An aqueous solution contains ${10^{ - 4}}[{H^ + }]$. If it is diluted by mixing equal volumes of water then the concentration of $O{H^ - }$ in mol $d{m^{ - 3}}$ will be:
A. $0.5 \times {10^{ - 10}}$
B. $2 \times {10^{ - 10}}$
C. ${10^{ - 6}}$
D. ${10^{ - 8}}$

Answer 1

We can solve for the concentration or volume of the concentrated or dilute solution by using the formula of dilution. Once we know the new concentration of hydrogen ions, we can calculate pH of the solution and thereby hydroxide ion concentration.
Formula used: ${M_1}{V_1} = {M_2}{V_2}$ and $pH = - \log [{H^ + }]$

Complete step by step answer:
We are given the concentration of aqueous solution having hydrogen ions $= {10^{ - 4}}M$
Let us suppose V is the volume of water present in it already. On further dilution, we add equal volume of water to it, so the final volume of solution now becomes 2V. the new concentration can now be calculated by using the formula of dilution. It is
${M_1}{V_1} = {M_2}{V_2}$
We know that ${M_1} = {10^{ - 4}}M$ , ${V_1} = V$ , ${V_2} = 2V$ , so ${M_2}$ can be calculated by putting these values in above formula.
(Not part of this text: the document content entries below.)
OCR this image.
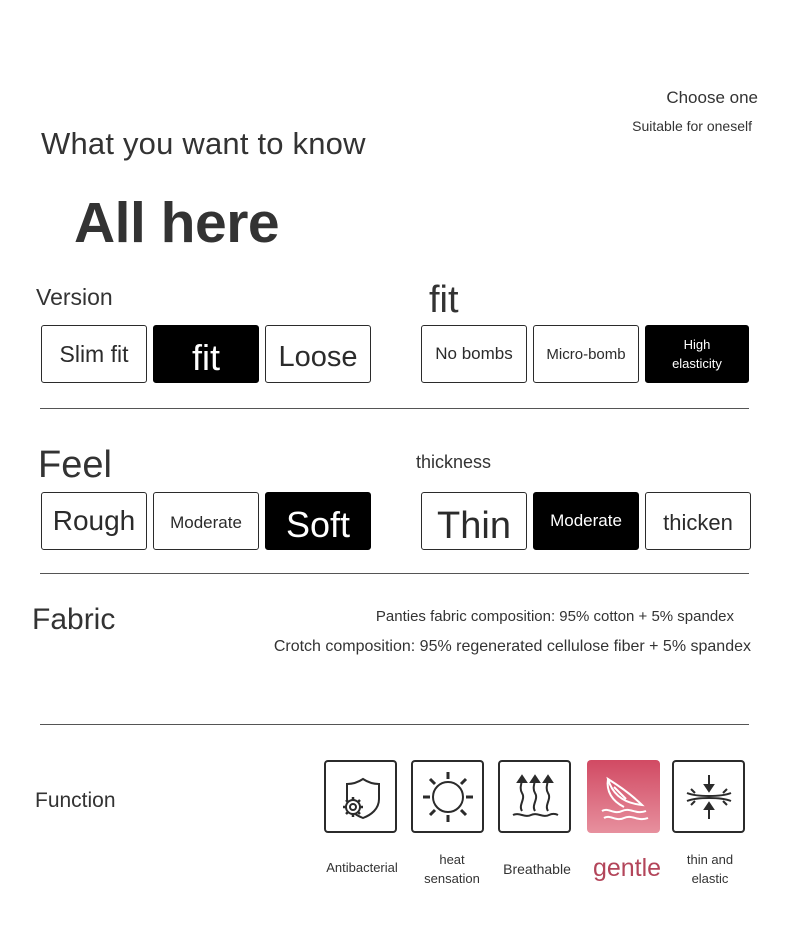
Choose one
Suitable for oneself
What you want to know
All here
Version
Slim fit	fit	Loose
fit
No bombs	Micro-bomb
High elasticity
Feel
Rough	Moderate	Soft
thickness
Thin	Moderate	thicken
Fabric	Panties fabric composition: 95% cotton + 5% spandex
Crotch composition: 95% regenerated cellulose fiber + 5% spandex
Function
Antibacterial
heat sensation
Breathable gentle	thin and elastic
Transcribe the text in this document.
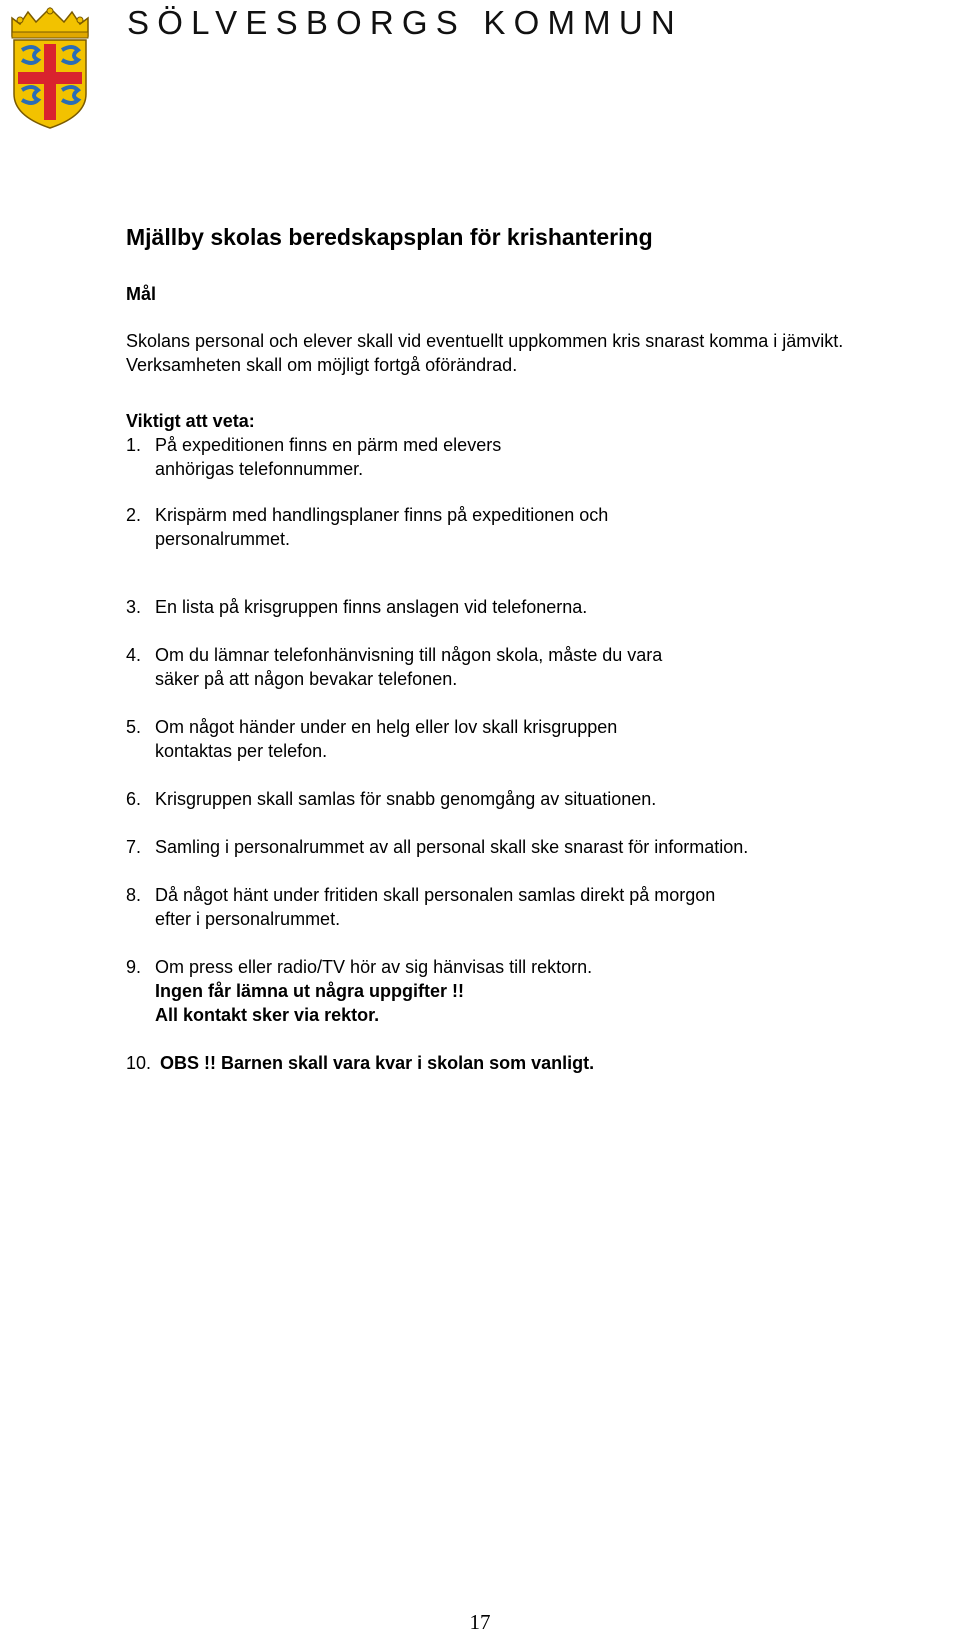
SÖLVESBORGS KOMMUN
Mjällby skolas beredskapsplan för krishantering
Mål
Skolans personal och elever skall vid eventuellt uppkommen kris snarast komma i jämvikt.
Verksamheten skall om möjligt fortgå oförändrad.
Viktigt att veta:
1. På expeditionen finns en pärm med elevers
anhörigas telefonnummer.
2. Krispärm med handlingsplaner finns på expeditionen och
personalrummet.
3. En lista på krisgruppen finns anslagen vid telefonerna.
4. Om du lämnar telefonhänvisning till någon skola, måste du vara
säker på att någon bevakar telefonen.
5. Om något händer under en helg eller lov skall krisgruppen
kontaktas per telefon.
6. Krisgruppen skall samlas för snabb genomgång av situationen.
7. Samling i personalrummet av all personal skall ske snarast för information.
8. Då något hänt under fritiden skall personalen samlas direkt på morgon
efter i personalrummet.
9. Om press eller radio/TV hör av sig hänvisas till rektorn.
Ingen får lämna ut några uppgifter !!
All kontakt sker via rektor.
10. OBS !! Barnen skall vara kvar i skolan som vanligt.
17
$${10^{ - 4}} \times V = {M_2} \times 2V \\\ \therefore {M_2} = 5 \times {10^{ - 5}}M \\\$$

This is the new concentration of hydrogen ion $[{H^ + }]$.
Now, we know the formula of calculating pH of solution. pH is the negative logarithm of the hydrogen ion concentration or the amount of hydrogen ions present in a solution. we can write it as-
$pH = - \log [{H^ + }]$
We can substitute the new concentration of hydrogen ions in it and get,

$$pH = - \log [5 \times {10^{ - 5}}] \\\ \therefore pH = 4.3 \\\$$

Water undergoes a measurable equilibrium at 298K, so the sum of pH and pOH is always 14. This is because the product of proton and hydroxide concentration must always be equal to the equilibrium constant for water ionisation. We can depict it as-
$pH + pOH = 14$
So, $pOH = 14 - pH$
We calculated the pH which is equal to 4.3, therefore pOH will be

$$pOH = 14-4.3 \\\ \therefore pOH = 9.69 \\\$$

Since pOH is the negative algorithm of hydroxide ion concentration, we can further write it as
$pOH = - \log [O{H^ + }]$
Thus, we can say that

$$\- \log {[OH]^ - } = 9.69 \\\ {[OH]^ - } = {10^{ - 9.69}} = 2 \times {10^{ - 10}} \\\$$

Therefore, the final concentration of ${[OH]^ - } = 2 \times [{10^{ - 10}}$ mol $d{m^{ - 3}}$.

Hence, the correct option is (B).

Note:
On dilution, the amount of solute does not change, before and after dilution the number of moles remains the same. Only change in volume occurs on adding more solvent for dilution and the solute particles now have more space to move.